THE SUBSEA BOP CONTROL SYSTEM. A subsea control system not only provides hydraulic power to close or open the BOP stack, it also provides and controls power for operating remote valves and latching and unlatching system components. On rigs with a subsea BOP, this power is regulated through a complex control system. Since the stack cannot be observed and the closing system is complicated, procedures for shutting in the well must be known and strictly followed to insure the well is properly shut in.

There are three general classifications of subsea systems: hydraulic, electro-hydraulic (EH) and electric (MUX).

In the hydraulic system, when a function operating button on a remote panel is pressed, electric current switches a solenoid and opens an air drive. The air drives an air cylinder that shifts a four-way valve on the accumulator manifold.

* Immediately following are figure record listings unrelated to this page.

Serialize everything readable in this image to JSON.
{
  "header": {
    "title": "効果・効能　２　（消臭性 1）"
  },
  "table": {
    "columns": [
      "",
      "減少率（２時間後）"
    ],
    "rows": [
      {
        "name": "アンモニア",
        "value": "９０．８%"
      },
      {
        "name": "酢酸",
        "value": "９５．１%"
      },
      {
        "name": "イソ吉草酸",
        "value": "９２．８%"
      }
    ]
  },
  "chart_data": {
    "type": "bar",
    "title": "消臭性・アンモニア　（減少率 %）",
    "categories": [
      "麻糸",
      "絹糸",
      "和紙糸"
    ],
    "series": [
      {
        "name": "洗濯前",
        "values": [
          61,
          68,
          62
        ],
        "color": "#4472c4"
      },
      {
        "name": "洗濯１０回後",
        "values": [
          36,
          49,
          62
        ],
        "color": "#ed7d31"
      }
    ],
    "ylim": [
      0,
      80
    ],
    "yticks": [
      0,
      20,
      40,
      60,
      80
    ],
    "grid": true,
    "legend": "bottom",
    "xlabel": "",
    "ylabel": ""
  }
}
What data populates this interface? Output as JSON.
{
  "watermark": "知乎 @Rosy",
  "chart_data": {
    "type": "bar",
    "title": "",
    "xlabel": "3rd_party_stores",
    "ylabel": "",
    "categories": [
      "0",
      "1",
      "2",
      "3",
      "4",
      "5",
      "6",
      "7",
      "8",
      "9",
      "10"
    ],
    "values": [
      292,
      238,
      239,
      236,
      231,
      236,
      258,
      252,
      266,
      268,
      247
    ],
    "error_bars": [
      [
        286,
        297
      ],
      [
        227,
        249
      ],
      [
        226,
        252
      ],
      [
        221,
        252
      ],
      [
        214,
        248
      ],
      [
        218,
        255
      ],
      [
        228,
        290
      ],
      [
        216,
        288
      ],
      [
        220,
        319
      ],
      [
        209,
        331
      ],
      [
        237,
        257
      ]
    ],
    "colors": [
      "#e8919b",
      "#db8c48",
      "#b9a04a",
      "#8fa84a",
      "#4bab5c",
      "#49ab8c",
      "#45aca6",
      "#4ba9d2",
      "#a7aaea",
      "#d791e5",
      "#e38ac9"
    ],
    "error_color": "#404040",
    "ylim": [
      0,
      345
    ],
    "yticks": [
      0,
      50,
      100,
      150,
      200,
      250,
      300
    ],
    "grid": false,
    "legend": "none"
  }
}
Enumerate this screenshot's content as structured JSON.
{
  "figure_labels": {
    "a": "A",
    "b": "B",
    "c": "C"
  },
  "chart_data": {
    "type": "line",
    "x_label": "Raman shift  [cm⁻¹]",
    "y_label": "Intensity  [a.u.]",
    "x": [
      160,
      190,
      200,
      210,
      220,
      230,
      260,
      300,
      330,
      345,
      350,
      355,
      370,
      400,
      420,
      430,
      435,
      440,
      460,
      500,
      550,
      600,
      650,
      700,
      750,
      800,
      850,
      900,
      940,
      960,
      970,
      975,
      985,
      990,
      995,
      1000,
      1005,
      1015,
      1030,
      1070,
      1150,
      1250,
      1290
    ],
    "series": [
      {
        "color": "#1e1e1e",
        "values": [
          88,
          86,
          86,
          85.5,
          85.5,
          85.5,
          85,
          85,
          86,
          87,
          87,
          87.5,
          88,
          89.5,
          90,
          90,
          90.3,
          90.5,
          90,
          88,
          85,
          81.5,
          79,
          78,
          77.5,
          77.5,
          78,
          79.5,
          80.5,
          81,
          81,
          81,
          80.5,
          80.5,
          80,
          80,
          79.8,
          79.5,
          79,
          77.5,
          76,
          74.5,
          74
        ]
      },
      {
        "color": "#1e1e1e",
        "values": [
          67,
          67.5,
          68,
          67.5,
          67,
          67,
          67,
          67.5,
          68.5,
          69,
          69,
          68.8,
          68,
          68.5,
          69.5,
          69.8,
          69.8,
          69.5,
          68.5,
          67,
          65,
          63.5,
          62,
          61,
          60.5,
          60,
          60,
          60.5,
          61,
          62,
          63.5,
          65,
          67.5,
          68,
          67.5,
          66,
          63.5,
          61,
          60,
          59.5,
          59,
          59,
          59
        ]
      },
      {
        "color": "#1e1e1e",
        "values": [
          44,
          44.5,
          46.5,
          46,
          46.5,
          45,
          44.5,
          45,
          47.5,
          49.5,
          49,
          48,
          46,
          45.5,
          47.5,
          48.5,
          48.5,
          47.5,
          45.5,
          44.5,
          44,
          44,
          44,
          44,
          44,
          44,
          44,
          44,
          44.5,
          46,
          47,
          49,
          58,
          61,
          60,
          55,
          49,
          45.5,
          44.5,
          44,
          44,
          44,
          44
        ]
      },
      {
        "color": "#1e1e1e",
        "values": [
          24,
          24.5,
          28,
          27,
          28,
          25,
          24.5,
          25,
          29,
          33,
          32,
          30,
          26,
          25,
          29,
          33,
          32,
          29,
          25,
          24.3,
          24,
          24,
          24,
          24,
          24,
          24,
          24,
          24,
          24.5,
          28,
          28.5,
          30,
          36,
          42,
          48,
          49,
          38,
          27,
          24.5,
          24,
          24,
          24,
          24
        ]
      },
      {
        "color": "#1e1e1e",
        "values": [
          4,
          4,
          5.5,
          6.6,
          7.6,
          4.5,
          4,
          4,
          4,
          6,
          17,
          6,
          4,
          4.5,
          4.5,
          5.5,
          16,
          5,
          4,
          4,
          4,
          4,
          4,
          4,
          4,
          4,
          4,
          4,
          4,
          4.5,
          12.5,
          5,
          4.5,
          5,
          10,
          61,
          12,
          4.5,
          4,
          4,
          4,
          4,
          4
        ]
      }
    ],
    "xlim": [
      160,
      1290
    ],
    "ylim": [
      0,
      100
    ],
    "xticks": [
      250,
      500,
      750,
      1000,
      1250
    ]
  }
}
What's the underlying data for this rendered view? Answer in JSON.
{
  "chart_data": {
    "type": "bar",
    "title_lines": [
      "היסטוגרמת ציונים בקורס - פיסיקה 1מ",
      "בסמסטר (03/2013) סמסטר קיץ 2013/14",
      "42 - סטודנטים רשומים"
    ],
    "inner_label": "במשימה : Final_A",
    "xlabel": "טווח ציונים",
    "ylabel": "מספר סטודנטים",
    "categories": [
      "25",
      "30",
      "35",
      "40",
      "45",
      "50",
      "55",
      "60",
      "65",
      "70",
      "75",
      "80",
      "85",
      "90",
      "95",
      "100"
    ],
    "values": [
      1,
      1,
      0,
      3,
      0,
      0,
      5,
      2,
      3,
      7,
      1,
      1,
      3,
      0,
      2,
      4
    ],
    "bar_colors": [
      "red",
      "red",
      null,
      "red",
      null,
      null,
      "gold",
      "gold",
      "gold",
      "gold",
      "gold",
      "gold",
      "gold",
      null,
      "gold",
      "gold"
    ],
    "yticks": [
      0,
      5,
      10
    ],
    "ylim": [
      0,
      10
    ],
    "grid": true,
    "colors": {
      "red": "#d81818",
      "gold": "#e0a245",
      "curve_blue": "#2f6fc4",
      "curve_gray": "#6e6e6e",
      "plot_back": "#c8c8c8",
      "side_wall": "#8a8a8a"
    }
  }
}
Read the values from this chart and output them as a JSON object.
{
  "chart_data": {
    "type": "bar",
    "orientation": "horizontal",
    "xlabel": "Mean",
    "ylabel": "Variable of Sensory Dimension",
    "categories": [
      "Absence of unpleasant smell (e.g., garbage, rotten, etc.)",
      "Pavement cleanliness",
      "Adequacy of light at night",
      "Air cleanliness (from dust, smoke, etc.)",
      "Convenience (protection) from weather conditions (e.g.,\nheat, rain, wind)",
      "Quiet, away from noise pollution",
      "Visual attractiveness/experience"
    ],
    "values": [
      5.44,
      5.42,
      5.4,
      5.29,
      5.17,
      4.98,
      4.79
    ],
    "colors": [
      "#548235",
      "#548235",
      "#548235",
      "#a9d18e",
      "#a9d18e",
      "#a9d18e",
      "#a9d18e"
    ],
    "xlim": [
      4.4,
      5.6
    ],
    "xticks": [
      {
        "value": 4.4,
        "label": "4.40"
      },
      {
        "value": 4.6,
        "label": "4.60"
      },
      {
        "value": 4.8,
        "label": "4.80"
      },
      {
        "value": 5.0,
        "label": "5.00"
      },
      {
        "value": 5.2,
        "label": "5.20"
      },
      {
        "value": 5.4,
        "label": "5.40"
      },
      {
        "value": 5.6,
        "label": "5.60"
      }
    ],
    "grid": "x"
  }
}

If the operating button is in the center, or blocked, position, no fluid movement is possible. The manifold sends high pressure fluid down a pilot line to the subsea pod. In the pod a hydraulic piloted function (or regulating) valve shifts and allows hydraulic fluid from the subsea accumulator or surface system to operate

the selected blowout preventer or valve. Both the electro-hydraulic and the multiplex systems use electric signals sent to the control pods for faster reaction time in deeper water environments. A subsea control panel contains both a flowmeter and a pressure read-back gauge.

When the system is functioned the flowmeter indicates the volume of hydraulic fluid used to complete the operation. The flowmeter readout is then compared to the theoretical volume required. In this way the driller or other operator can determine if the component functioned properly. The pressure read-back gauge indicates the system re-charging to the correct operating pressure.

  1. Locate the proper function control.
  2. Activate the control panel’s master switch if the panel has one. It is usually labeled Push and Hold to Operate.
  3. Firmly depress proper function control.
  4. Check the Read Back Pressure gauge to see if it drops and then returns.
  5. Check the flowmeter to see if the proper number of gallons is used.